Relative SDF-1α protein expression and Bv8 mRNA expression in LLC tumors after treatment with PTX or PTX in combination with either G-CSF or AMD3100. (A) C57Bl/6 mice bearing 500 mm³ LLC tumors (n = 4-5 mice per group) were treated with PTX or PTX in combination with either G-CSF or AMD3100. Tumors were removed 3 days later and sections evaluated for SDF-1α expression (green; scale bar = 500 μm). (B) Quantification of relative SDF-1α expression is provided. (C) In parallel, mRNA was extracted from the same tumors, and Bv8 mRNA levels were measured by qRT-PCR. ***P < .001 from control group, unless indicated otherwise.

Figure 5

Evaluation of tumor cell proliferation and apoptosis in LLC tumors after treatment with PTX or PTX in combination with either G-CSF or AMD3100. (A) C57Bl/6 mice bearing 500 mm³ LLC tumors (n = 4-5 mice per group) were treated with PTX or PTX in combination with either G-CSF or AMD3100. Tumors were removed 3 days later and evaluated for proliferation (red) and apoptosis (green; scale bar = 200 μm). (B) Quantification of perfusion and hypoxia is expressed as percentage. (C) EMT/6, MDA-MB-231, and LLC cells were cultured in the presence of G-CSF or AMD3100 with or without CoCl₂. Cell proliferation was evaluated quantitatively with the metabolic indicator dye alamarBlue.
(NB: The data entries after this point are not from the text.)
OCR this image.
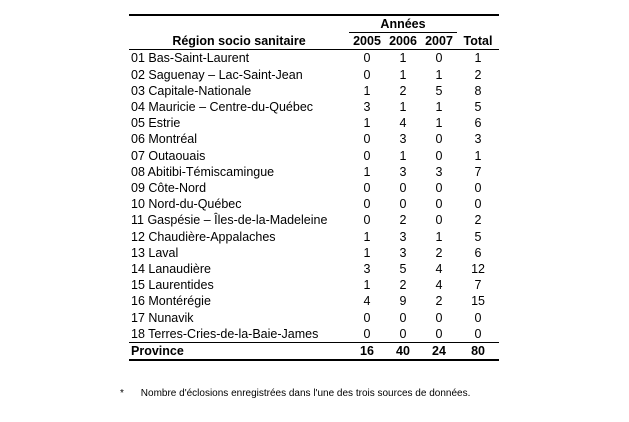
	Années			
Région socio sanitaire	2005	2006	2007	Total
01 Bas-Saint-Laurent	0	1	0	1
02 Saguenay – Lac-Saint-Jean	0	1	1	2
03 Capitale-Nationale	1	2	5	8
04 Mauricie – Centre-du-Québec	3	1	1	5
05 Estrie	1	4	1	6
06 Montréal	0	3	0	3
07 Outaouais	0	1	0	1
08 Abitibi-Témiscamingue	1	3	3	7
09 Côte-Nord	0	0	0	0
10 Nord-du-Québec	0	0	0	0
11 Gaspésie – Îles-de-la-Madeleine	0	2	0	2
12 Chaudière-Appalaches	1	3	1	5
13 Laval	1	3	2	6
14 Lanaudière	3	5	4	12
15 Laurentides	1	2	4	7
16 Montérégie	4	9	2	15
17 Nunavik	0	0	0	0
18 Terres-Cries-de-la-Baie-James	0	0	0	0
Province	16	40	24	80
* Nombre d'éclosions enregistrées dans l'une des trois sources de données.
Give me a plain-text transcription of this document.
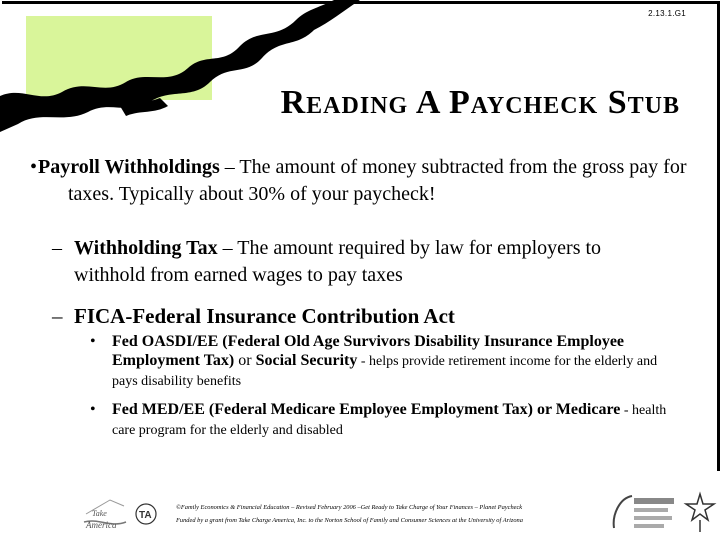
2.13.1.G1
Reading A Paycheck Stub
• Payroll Withholdings – The amount of money subtracted from the gross pay for taxes. Typically about 30% of your paycheck!
– Withholding Tax – The amount required by law for employers to withhold from earned wages to pay taxes
– FICA-Federal Insurance Contribution Act
• Fed OASDI/EE (Federal Old Age Survivors Disability Insurance Employee Employment Tax) or Social Security - helps provide retirement income for the elderly and pays disability benefits
• Fed MED/EE (Federal Medicare Employee Employment Tax) or Medicare - health care program for the elderly and disabled
Take
America
TA
©Family Economics & Financial Education – Revised February 2006 –Get Ready to Take Charge of Your Finances – Planet Paycheck
Funded by a grant from Take Charge America, Inc. to the Norton School of Family and Consumer Sciences at the University of Arizona
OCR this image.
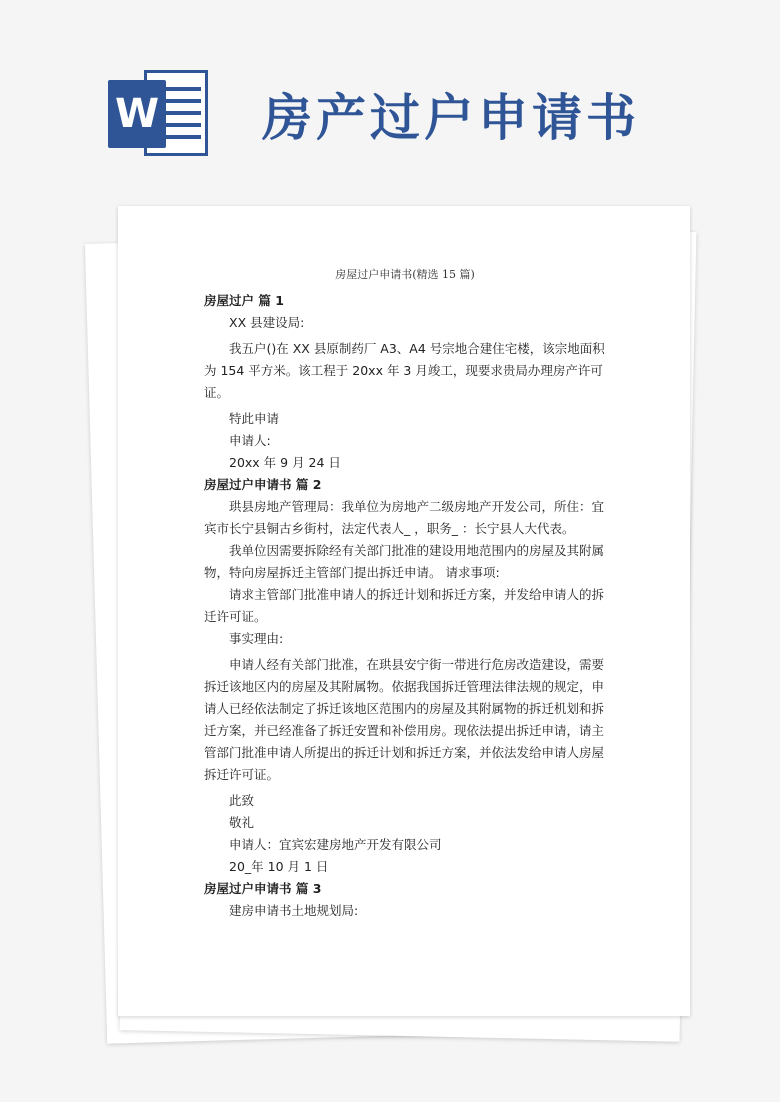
W 房产过户申请书
房屋过户申请书(精选 15 篇)

房屋过户 篇 1

XX 县建设局:

我五户()在 XX 县原制药厂 A3、A4 号宗地合建住宅楼，该宗地面积为 154 平方米。该工程于 20xx 年 3 月竣工，现要求贵局办理房产许可证。

特此申请

申请人:

20xx 年 9 月 24 日

房屋过户申请书 篇 2

珙县房地产管理局：我单位为房地产二级房地产开发公司，所住：宜宾市长宁县铜古乡街村，法定代表人_ ，职务_ ：长宁县人大代表。

我单位因需要拆除经有关部门批准的建设用地范围内的房屋及其附属物，特向房屋拆迁主管部门提出拆迁申请。 请求事项:

请求主管部门批准申请人的拆迁计划和拆迁方案，并发给申请人的拆迁许可证。

事实理由:

申请人经有关部门批准，在珙县安宁街一带进行危房改造建设，需要拆迁该地区内的房屋及其附属物。依据我国拆迁管理法律法规的规定，申请人已经依法制定了拆迁该地区范围内的房屋及其附属物的拆迁机划和拆迁方案，并已经准备了拆迁安置和补偿用房。现依法提出拆迁申请，请主管部门批准申请人所提出的拆迁计划和拆迁方案，并依法发给申请人房屋拆迁许可证。

此致

敬礼

申请人：宜宾宏建房地产开发有限公司

20_年 10 月 1 日

房屋过户申请书 篇 3

建房申请书土地规划局:
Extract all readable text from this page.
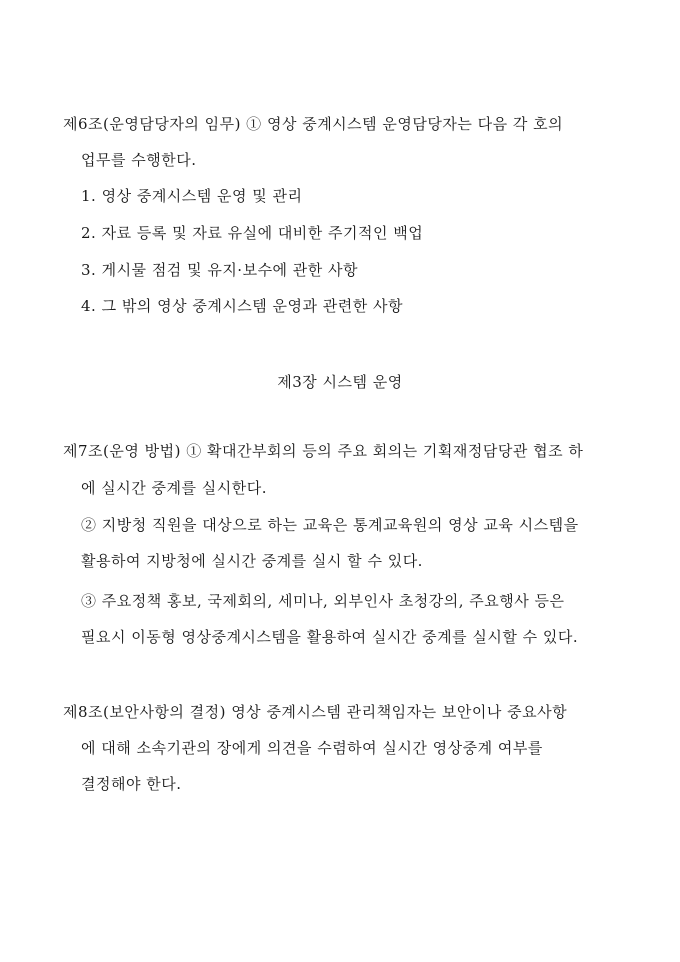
제6조(운영담당자의 임무) ① 영상 중계시스템 운영담당자는 다음 각 호의
업무를 수행한다.
1. 영상 중계시스템 운영 및 관리
2. 자료 등록 및 자료 유실에 대비한 주기적인 백업
3. 게시물 점검 및 유지·보수에 관한 사항
4. 그 밖의 영상 중계시스템 운영과 관련한 사항
제3장 시스템 운영
제7조(운영 방법) ① 확대간부회의 등의 주요 회의는 기획재정담당관 협조 하
에 실시간 중계를 실시한다.
② 지방청 직원을 대상으로 하는 교육은 통계교육원의 영상 교육 시스템을
활용하여 지방청에 실시간 중계를 실시 할 수 있다.
③ 주요정책 홍보, 국제회의, 세미나, 외부인사 초청강의, 주요행사 등은
필요시 이동형 영상중계시스템을 활용하여 실시간 중계를 실시할 수 있다.
제8조(보안사항의 결정) 영상 중계시스템 관리책임자는 보안이나 중요사항
에 대해 소속기관의 장에게 의견을 수렴하여 실시간 영상중계 여부를
결정해야 한다.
Results are presented as the percentage of alamarBlue reduction and were corrected to background values of negative controls.

Figure 6

Analysis of VEGF-A, and MMP-2 levels in tumors after treatment with PTX, PTX and G-CSF or PTX and AMD3100. (A,C) C57Bl/6 mice bearing 500 mm³ LLC tumors (n = 3 mice per group) or (B,D) BALB/c mice bearing 500 mm³ EMT/6 tumors (n = 3 mice per group) were treated with PTX or PTX in combination with either G-CSF or AMD3100. Tumors were removed 3 days later and tumor lysates were evaluated for (A-B) MMP-2 expression by zymography, and (C-D) VEGF-A expression by ELISA. Summary of data are presented in graphs.